Environment Variables —

  1. accessKeyID and secretAccessKey are the AWS credentials variables.
  2. period is the length of time (seconds) associated with a specific Amazon CloudWatch statistic. Each statistic represents an aggregation of the metrics data collected for a specified period of time.
  3. slackWebHookURL Create your own Slack WebHook where you want the results to be published at.
  4. days Amount of time you want to monitor the ElastiCache Clusters from current day to back N days. For example, taking the above case of 14 days. This collection will aggregate data points from today to last 2 weeks.
  5. region Add the region where your clusters are.

A walk through all APIs

You don’t need to do any changes in params (unless required). Just set the environment variables and you are good to go!

Fetching all clusters in a region —

This API uses ElastiCache’s DescribeCacheCluster. Maximum records you can fetch in one request is 100.

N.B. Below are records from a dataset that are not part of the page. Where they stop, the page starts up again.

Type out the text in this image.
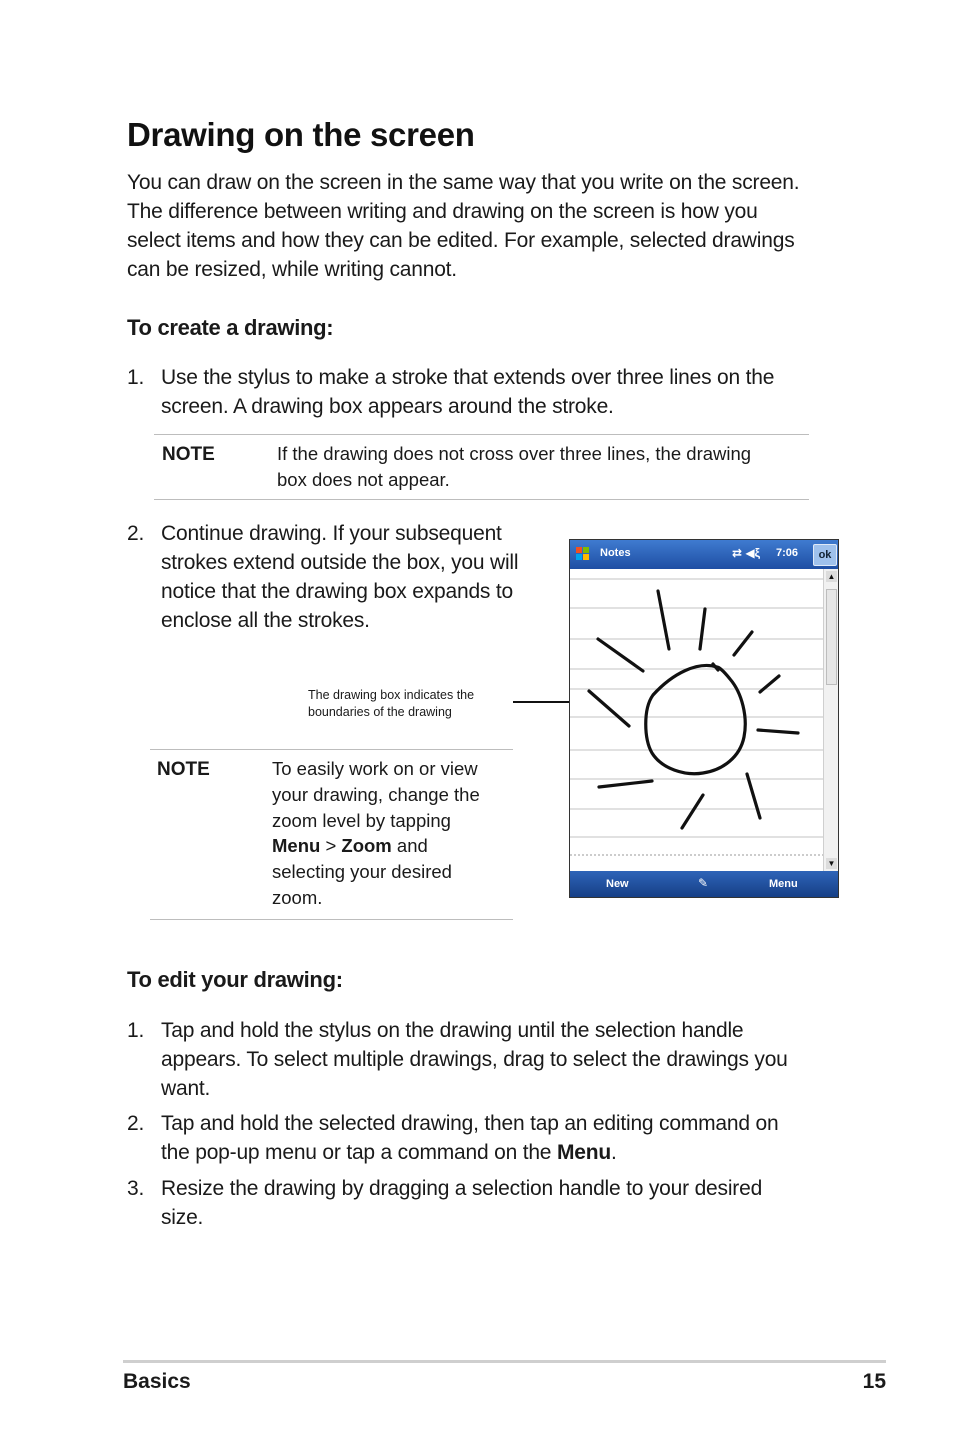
Drawing on the screen
You can draw on the screen in the same way that you write on the screen.
The difference between writing and drawing on the screen is how you
select items and how they can be edited. For example, selected drawings
can be resized, while writing cannot.
To create a drawing:
1. Use the stylus to make a stroke that extends over three lines on the
screen. A drawing box appears around the stroke.
NOTE	If the drawing does not cross over three lines, the drawing
box does not appear.
2. Continue drawing. If your subsequent
strokes extend outside the box, you will
notice that the drawing box expands to
enclose all the strokes.
The drawing box indicates the
boundaries of the drawing
NOTE	To easily work on or view
your drawing, change the
zoom level by tapping
Menu > Zoom and
selecting your desired
zoom.
Notes	⇄ ◀ξ 7:06	ok
▲
▼
New	✎	Menu
To edit your drawing:
1. Tap and hold the stylus on the drawing until the selection handle
appears. To select multiple drawings, drag to select the drawings you
want.
2. Tap and hold the selected drawing, then tap an editing command on
the pop-up menu or tap a command on the Menu.
3. Resize the drawing by dragging a selection handle to your desired
size.
Basics	15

Fetching CacheHits statistics —

This request is done using a CloudWatch API, GetMetricStatistics. Metric used here is CacheHits with statistics type Average. (You can change this type if you want)

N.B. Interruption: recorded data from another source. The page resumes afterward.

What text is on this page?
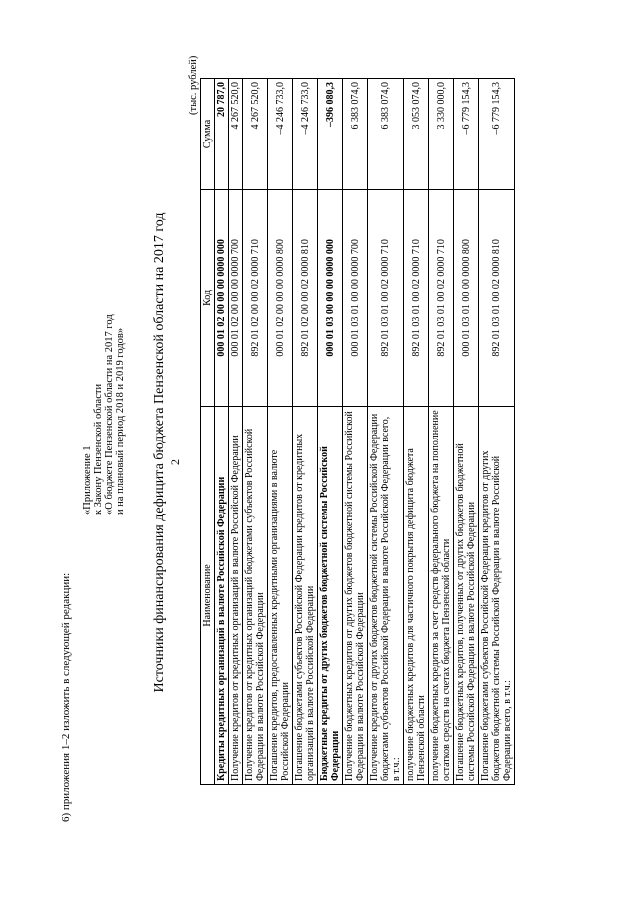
2
6) приложения 1–2 изложить в следующей редакции:
«Приложение 1 к Закону Пензенской области «О бюджете Пензенской области на 2017 год и на плановый период 2018 и 2019 годов» Источники финансирования дефицита бюджета Пензенской области на 2017 год
(тыс. рублей)
Наименование	Код	Сумма
Кредиты кредитных организаций в валюте Российской Федерации	000 01 02 00 00 00 0000 000	20 787,0
Получение кредитов от кредитных организаций в валюте Российской Федерации	000 01 02 00 00 00 0000 700	4 267 520,0
Получение кредитов от кредитных организаций бюджетами субъектов Российской Федерации в валюте Российской Федерации	892 01 02 00 00 02 0000 710	4 267 520,0
Погашение кредитов, предоставленных кредитными организациями в валюте Российской Федерации	000 01 02 00 00 00 0000 800	–4 246 733,0
Погашение бюджетами субъектов Российской Федерации кредитов от кредитных организаций в валюте Российской Федерации	892 01 02 00 00 02 0000 810	–4 246 733,0
Бюджетные кредиты от других бюджетов бюджетной системы Российской Федерации	000 01 03 00 00 00 0000 000	–396 080,3
Получение бюджетных кредитов от других бюджетов бюджетной системы Российской Федерации в валюте Российской Федерации	000 01 03 01 00 00 0000 700	6 383 074,0
Получение кредитов от других бюджетов бюджетной системы Российской Федерации бюджетами субъектов Российской Федерации в валюте Российской Федерации всего, в т.ч.:	892 01 03 01 00 02 0000 710	6 383 074,0
получение бюджетных кредитов для частичного покрытия дефицита бюджета Пензенской области	892 01 03 01 00 02 0000 710	3 053 074,0
получение бюджетных кредитов за счет средств федерального бюджета на пополнение остатков средств на счетах бюджета Пензенской области	892 01 03 01 00 02 0000 710	3 330 000,0
Погашение бюджетных кредитов, полученных от других бюджетов бюджетной системы Российской Федерации в валюте Российской Федерации	000 01 03 01 00 00 0000 800	–6 779 154,3
Погашение бюджетами субъектов Российской Федерации кредитов от других бюджетов бюджетной системы Российской Федерации в валюте Российской Федерации всего, в т.ч.:	892 01 03 01 00 02 0000 810	–6 779 154,3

Fetching CPUUtilization statistics —

This request is done using a CloudWatch API, GetMetricStatistics. Metric used here is CPUUtilization with statistics type Average. (You can change this type if you want). This metric is one of the most important metrics and can signify a lot about the usage of clusters.

Fetching CurrItems statistics —

This request is done using a CloudWatch API, GetMetricStatistics. Metric used here is CurrItems with statistics type Sum. (You can change this type if you want).

Note: This collection is using CloudWatch API version 2010–08–01.

How to run this collection?

  1. Hit the ‘RUNNER’ button present at the top bar in the desktop app. This will launch the Runner in a new window.
  2. Select the imported collection AWS ElastiCache Utilization Checker and set the environment to AWS ElastiCache Utilization Checker.
  3. Click ‘Start Run’.

The runner keeps a record of every request which can be visualized in the runner tab itself. After the successful completion, this collection will send a notification on the Slack via the WebHook URL you specified in the environment.

Example Slack Result —

What’s next?

This article proposes an automated workflow to monitor the inactive cache clusters. The metrics used here might be less quantitative if you want to achieve more accuracy. You can use this Postman collection template as a base and can include more metrics.